El público entra a la sala Arteón y se sorprende. La obra todavía no empezó pero Machín ya está sentado en el sillón, con una copa de agua al costado, saco beige, camisa blanca, en calzoncillos y medias. Aunque solo le faltan los pantalones y los zapatos, el personaje está desnudo, casi en carne viva.
“El mar de noche”, de Santiago Loza, es la historia de un hombre que perdió el amor de otro hombre y espera desesperadamente que regrese, casi como quien sufrió una picadura de serpiente y precisa el suero antiofídico para seguir viviendo.
En dos funciones a lleno total, el viernes pasado se vivió en Rosario una clase magistral de teatro a partir de una obra unipersonal que pocos actores en Argentina -uno es Luis Machín- pueden hacerla.
En un tono monocorde, mirando a la nada, con movimientos medidos, este hombre va expresando la angustia de su pérdida, mientras recuerda con nostalgia los buenos momentos que vivieron juntos y se lamenta porque quizá sea otro quien ya ocupe su lugar.
El público tarda en entrar en el clima que propone Machín a través de un personaje destruido, despersonalizado, que va recogiendo los pedazos de sí mismo.
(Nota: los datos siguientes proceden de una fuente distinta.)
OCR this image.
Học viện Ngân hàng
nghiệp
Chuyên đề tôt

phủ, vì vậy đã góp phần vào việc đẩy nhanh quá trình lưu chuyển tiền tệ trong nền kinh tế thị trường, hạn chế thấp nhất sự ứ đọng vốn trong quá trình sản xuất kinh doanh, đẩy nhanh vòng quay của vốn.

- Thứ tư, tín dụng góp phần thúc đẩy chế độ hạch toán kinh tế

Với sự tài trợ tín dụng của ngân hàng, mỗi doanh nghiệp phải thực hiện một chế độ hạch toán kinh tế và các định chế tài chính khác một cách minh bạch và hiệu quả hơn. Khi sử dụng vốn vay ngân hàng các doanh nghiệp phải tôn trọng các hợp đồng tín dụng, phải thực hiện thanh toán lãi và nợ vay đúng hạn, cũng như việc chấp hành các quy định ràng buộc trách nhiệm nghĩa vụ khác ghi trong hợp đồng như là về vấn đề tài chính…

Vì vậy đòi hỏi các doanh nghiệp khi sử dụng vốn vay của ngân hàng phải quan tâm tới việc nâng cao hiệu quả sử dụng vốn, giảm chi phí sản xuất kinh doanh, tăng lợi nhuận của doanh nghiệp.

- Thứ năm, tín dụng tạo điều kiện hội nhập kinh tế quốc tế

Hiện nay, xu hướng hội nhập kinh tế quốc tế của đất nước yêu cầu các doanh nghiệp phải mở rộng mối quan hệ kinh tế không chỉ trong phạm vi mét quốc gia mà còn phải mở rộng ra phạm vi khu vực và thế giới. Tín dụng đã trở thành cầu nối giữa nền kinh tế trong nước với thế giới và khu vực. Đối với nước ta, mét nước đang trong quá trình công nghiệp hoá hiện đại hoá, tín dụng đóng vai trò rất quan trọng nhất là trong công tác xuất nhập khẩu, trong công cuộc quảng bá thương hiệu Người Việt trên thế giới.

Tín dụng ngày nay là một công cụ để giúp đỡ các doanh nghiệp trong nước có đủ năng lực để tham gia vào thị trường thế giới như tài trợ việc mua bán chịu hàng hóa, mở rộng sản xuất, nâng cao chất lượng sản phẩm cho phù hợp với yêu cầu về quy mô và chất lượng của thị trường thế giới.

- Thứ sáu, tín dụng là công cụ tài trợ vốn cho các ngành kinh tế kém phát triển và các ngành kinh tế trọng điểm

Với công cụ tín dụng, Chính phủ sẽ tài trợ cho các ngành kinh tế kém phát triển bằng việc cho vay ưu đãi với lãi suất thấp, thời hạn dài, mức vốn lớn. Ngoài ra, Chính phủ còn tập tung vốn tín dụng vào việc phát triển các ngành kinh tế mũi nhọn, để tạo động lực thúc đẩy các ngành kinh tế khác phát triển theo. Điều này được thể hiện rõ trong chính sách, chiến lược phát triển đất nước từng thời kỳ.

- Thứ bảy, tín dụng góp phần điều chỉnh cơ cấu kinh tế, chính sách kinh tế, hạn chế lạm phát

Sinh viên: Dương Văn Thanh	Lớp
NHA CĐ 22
Entre el patetismo y la ternura, ese hombre se va desintegrando ante la mirada de la gente, que hace el máximo silencio para percibir hacia dónde van esas palabras, y para ver en qué pérdida propia anida la pérdida que retrata el personaje. No hay impostaciones ni grandilocuencias en la interpretación de Machín. El método que aplica aquí es “menos es más”. Cuanto menor sea el gesto, siempre en la misma posición, y casi sin moverse, será mayor el sentimiento que transmite. Para el espectador es difícil entrar en esa sintonía pero cuando lo hace, más tarde, más temprano, queda atrapado/a en la telaraña de esa angustia, que es cada vez más asfixiante. La escena final, en los últimos diez minutos de “El mar de noche”, es el punto más terrible y el más alto de la obra. Porque es el momento en que ese hombre enamorado percibe que esa persona no va a regresar a buscarlo. Y lo peor: que nunca va a volver a vivir un amor de esa intensidad. Es aquí cuando la dirección de Guillermo Cacace muestra su carta más lograda en esta puesta, como quien tiene el as de espadas reservado para la última jugada. Porque en el mismo instante en que este hombre inundado en su tristeza se va deslizando lentamente hacia el suelo en un tenso equilibrio con ese sillón ya inclinado sin que se le caiga una gota de agua de la copa que sostiene con su mano derecha, la luz comienza a ponerse cada vez más tenue. Se apaga la luz, se apaga esa vida pero antes se apagó ese amor. El público queda tan destruido como el personaje y también Machín, quien apenas reacciona con la ovación final y que ahora sí se pone de pie, al igual que la gente. Hasta parece una metáfora para una sala amenazada con el cierre, porque en ese acto todos los presentes están expresando lo mismo: el Arteón está de pie.